Based on this facility's data, families visiting should ask: "What changes have been made since the serious inspection findings, and how are you preventing similar issues?" "What safeguards and monitoring systems are in place to protect residents from abuse or neglect?" "Can I visit during a mealtime to observe dining assistance and food quality?" "How do you handle medical emergencies, and what is your hospital transfer rate?" These questions are particularly relevant given the facility's Immediate Jeopardy citations and the substantiated abuse finding on record.

Is Indian River Center Safe?

Based on CMS inspection data, INDIAN RIVER CENTER has documented safety concerns. The facility has 1 substantiated abuse finding (meaning confirmed case of resident harm by staff or other residents). Inspectors have issued 3 Immediate Jeopardy citations (the most serious violation level indicating risk of serious injury or death). The facility has a 1-star overall rating and ranks #100 of 100 nursing homes in Florida. Families considering this facility should ask detailed questions about what corrective actions have been taken since these incidents.

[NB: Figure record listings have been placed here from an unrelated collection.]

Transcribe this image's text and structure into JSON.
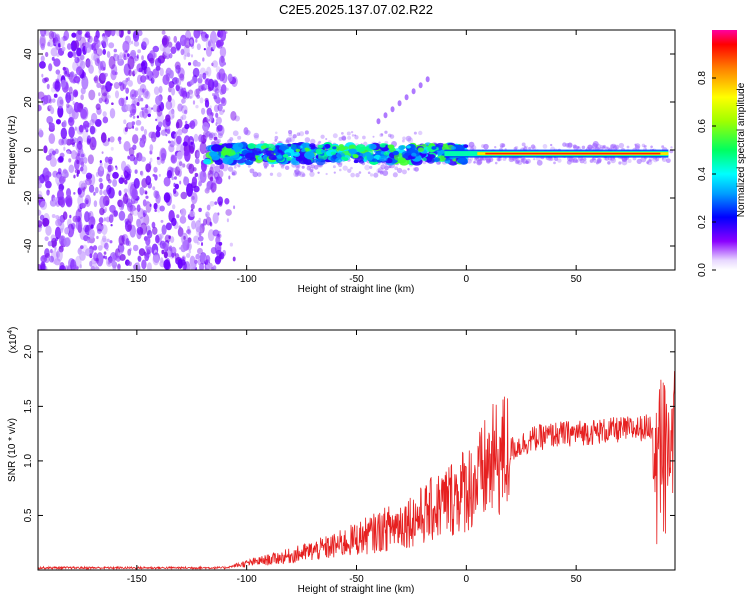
{
  "title": "C2E5.2025.137.07.02.R22",
  "chart_data": [
    {
      "type": "heatmap",
      "xlabel": "Height of straight line (km)",
      "ylabel": "Frequency (Hz)",
      "xlim": [
        -195,
        95
      ],
      "ylim": [
        -50,
        50
      ],
      "x_ticks": [
        -150,
        -100,
        -50,
        0,
        50
      ],
      "y_ticks": [
        -40,
        -20,
        0,
        20,
        40
      ],
      "x_tick_labels": [
        "-150",
        "-100",
        "-50",
        "0",
        "50"
      ],
      "y_tick_labels": [
        "-40",
        "-20",
        "0",
        "20",
        "40"
      ],
      "colorbar": {
        "label": "Normalized spectral amplitude",
        "range": [
          0,
          1
        ],
        "ticks": [
          0.0,
          0.2,
          0.4,
          0.6,
          0.8
        ],
        "tick_labels": [
          "0.0",
          "0.2",
          "0.4",
          "0.6",
          "0.8"
        ]
      },
      "features": {
        "noise_region_x": [
          -195,
          -110
        ],
        "signal_band_center_hz": -1.5,
        "signal_start_km": -118,
        "strong_line_x": [
          5,
          92
        ]
      }
    },
    {
      "type": "line",
      "xlabel": "Height of straight line (km)",
      "ylabel": "SNR (10 * v/v)",
      "multiplier": "(x10",
      "multiplier_exp": "4",
      "multiplier_close": ")",
      "xlim": [
        -195,
        95
      ],
      "ylim": [
        0,
        2.2
      ],
      "x_ticks": [
        -150,
        -100,
        -50,
        0,
        50
      ],
      "y_ticks": [
        0.5,
        1.0,
        1.5,
        2.0
      ],
      "x_tick_labels": [
        "-150",
        "-100",
        "-50",
        "0",
        "50"
      ],
      "y_tick_labels": [
        "0.5",
        "1.0",
        "1.5",
        "2.0"
      ],
      "series_color": "#e62020",
      "trend": {
        "x": [
          -195,
          -110,
          -100,
          -80,
          -60,
          -40,
          -20,
          -10,
          0,
          5,
          10,
          20,
          30,
          40,
          60,
          80,
          85,
          88,
          90,
          92,
          95
        ],
        "y": [
          0.02,
          0.02,
          0.06,
          0.13,
          0.22,
          0.35,
          0.5,
          0.62,
          0.75,
          0.8,
          0.95,
          1.1,
          1.2,
          1.24,
          1.27,
          1.3,
          1.32,
          1.3,
          1.1,
          1.2,
          1.28
        ]
      }
    }
  ]
}
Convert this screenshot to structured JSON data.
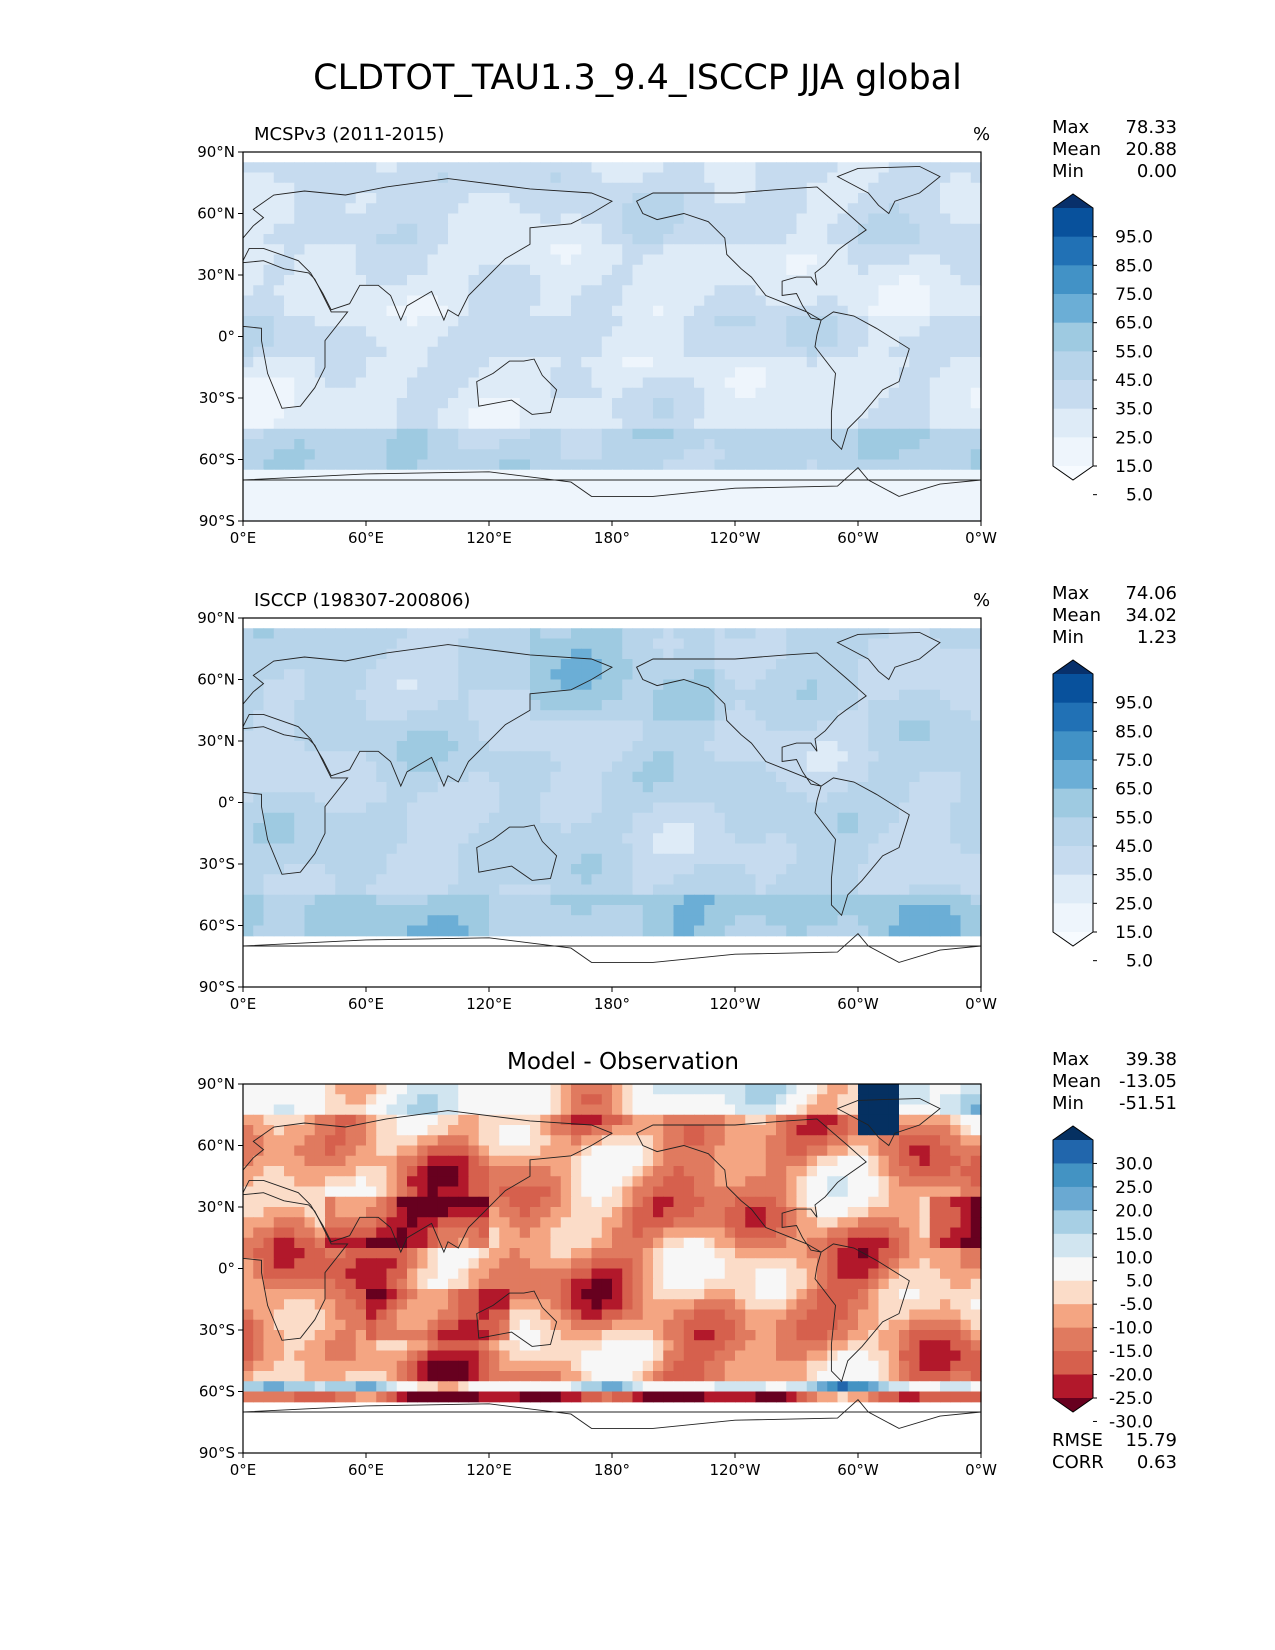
{
  "figure_title": "CLDTOT_TAU1.3_9.4_ISCCP JJA global",
  "lat_ticks": [
    "90°N",
    "60°N",
    "30°N",
    "0°",
    "30°S",
    "60°S",
    "90°S"
  ],
  "lon_ticks": [
    "0°E",
    "60°E",
    "120°E",
    "180°",
    "120°W",
    "60°W",
    "0°W"
  ],
  "panels": [
    {
      "title": "MCSPv3 (2011-2015)",
      "units": "%",
      "stats": [
        {
          "label": "Max",
          "value": "78.33"
        },
        {
          "label": "Mean",
          "value": "20.88"
        },
        {
          "label": "Min",
          "value": "0.00"
        }
      ],
      "colorbar_labels": [
        "95.0",
        "85.0",
        "75.0",
        "65.0",
        "55.0",
        "45.0",
        "35.0",
        "25.0",
        "15.0",
        "5.0"
      ],
      "colorbar_colors": [
        "#08306b",
        "#08519c",
        "#2171b5",
        "#4292c6",
        "#6baed6",
        "#9ecae1",
        "#b7d4ea",
        "#c6dbef",
        "#deebf7",
        "#eef5fc",
        "#f7fbff"
      ]
    },
    {
      "title": "ISCCP (198307-200806)",
      "units": "%",
      "stats": [
        {
          "label": "Max",
          "value": "74.06"
        },
        {
          "label": "Mean",
          "value": "34.02"
        },
        {
          "label": "Min",
          "value": "1.23"
        }
      ],
      "colorbar_labels": [
        "95.0",
        "85.0",
        "75.0",
        "65.0",
        "55.0",
        "45.0",
        "35.0",
        "25.0",
        "15.0",
        "5.0"
      ],
      "colorbar_colors": [
        "#08306b",
        "#08519c",
        "#2171b5",
        "#4292c6",
        "#6baed6",
        "#9ecae1",
        "#b7d4ea",
        "#c6dbef",
        "#deebf7",
        "#eef5fc",
        "#f7fbff"
      ]
    },
    {
      "title": "Model - Observation",
      "units": "",
      "stats": [
        {
          "label": "Max",
          "value": "39.38"
        },
        {
          "label": "Mean",
          "value": "-13.05"
        },
        {
          "label": "Min",
          "value": "-51.51"
        }
      ],
      "extra_stats": [
        {
          "label": "RMSE",
          "value": "15.79"
        },
        {
          "label": "CORR",
          "value": "0.63"
        }
      ],
      "colorbar_labels": [
        "30.0",
        "25.0",
        "20.0",
        "15.0",
        "10.0",
        "5.0",
        "-5.0",
        "-10.0",
        "-15.0",
        "-20.0",
        "-25.0",
        "-30.0"
      ],
      "colorbar_colors": [
        "#053061",
        "#2166ac",
        "#4393c3",
        "#6aa9d2",
        "#a7cfe4",
        "#d1e5f0",
        "#f7f7f7",
        "#fbdcc8",
        "#f4a582",
        "#e07a5f",
        "#d6604d",
        "#b2182b",
        "#67001f"
      ]
    }
  ],
  "chart_data": [
    {
      "type": "heatmap",
      "title": "MCSPv3 (2011-2015)",
      "units": "%",
      "xlabel": "",
      "ylabel": "",
      "x_ticks": [
        "0°E",
        "60°E",
        "120°E",
        "180°",
        "120°W",
        "60°W",
        "0°W"
      ],
      "y_ticks": [
        "90°N",
        "60°N",
        "30°N",
        "0°",
        "30°S",
        "60°S",
        "90°S"
      ],
      "xlim": [
        0,
        360
      ],
      "ylim": [
        -90,
        90
      ],
      "stats": {
        "max": 78.33,
        "mean": 20.88,
        "min": 0.0
      },
      "levels": [
        5,
        15,
        25,
        35,
        45,
        55,
        65,
        75,
        85,
        95
      ],
      "colormap": "Blues"
    },
    {
      "type": "heatmap",
      "title": "ISCCP (198307-200806)",
      "units": "%",
      "xlabel": "",
      "ylabel": "",
      "x_ticks": [
        "0°E",
        "60°E",
        "120°E",
        "180°",
        "120°W",
        "60°W",
        "0°W"
      ],
      "y_ticks": [
        "90°N",
        "60°N",
        "30°N",
        "0°",
        "30°S",
        "60°S",
        "90°S"
      ],
      "xlim": [
        0,
        360
      ],
      "ylim": [
        -90,
        90
      ],
      "stats": {
        "max": 74.06,
        "mean": 34.02,
        "min": 1.23
      },
      "levels": [
        5,
        15,
        25,
        35,
        45,
        55,
        65,
        75,
        85,
        95
      ],
      "colormap": "Blues"
    },
    {
      "type": "heatmap",
      "title": "Model - Observation",
      "xlabel": "",
      "ylabel": "",
      "x_ticks": [
        "0°E",
        "60°E",
        "120°E",
        "180°",
        "120°W",
        "60°W",
        "0°W"
      ],
      "y_ticks": [
        "90°N",
        "60°N",
        "30°N",
        "0°",
        "30°S",
        "60°S",
        "90°S"
      ],
      "xlim": [
        0,
        360
      ],
      "ylim": [
        -90,
        90
      ],
      "stats": {
        "max": 39.38,
        "mean": -13.05,
        "min": -51.51,
        "rmse": 15.79,
        "corr": 0.63
      },
      "levels": [
        -30,
        -25,
        -20,
        -15,
        -10,
        -5,
        5,
        10,
        15,
        20,
        25,
        30
      ],
      "colormap": "RdBu_r"
    }
  ]
}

Do Nurses at Indian River Center Stick Around?

INDIAN RIVER CENTER has a staff turnover rate of 47%, which is about average for Florida nursing homes (state average: 46%). Moderate turnover is common in nursing homes, but families should still ask about staff tenure and how the facility maintains care continuity when employees leave.

Was Indian River Center Ever Fined?

INDIAN RIVER CENTER has been fined $74,386 across 1 penalty action. This is above the Florida average of $33,823. Fines in this range indicate compliance issues significant enough for CMS to impose meaningful financial consequences. Common causes include delayed correction of deficiencies, repeat violations, or care failures affecting resident safety. Families should ask facility leadership what changes have been made since these penalties.

Is Indian River Center on Any Federal Watch List?

INDIAN RIVER CENTER is not on any federal watch list. The most significant is the Special Focus Facility (SFF) program, which identifies the bottom 1% of nursing homes nationally based on persistent, serious quality problems. Not being on this list means the facility has avoided the pattern of deficiencies that triggers enhanced federal oversight. This is a positive indicator, though families should still review the facility's inspection history directly.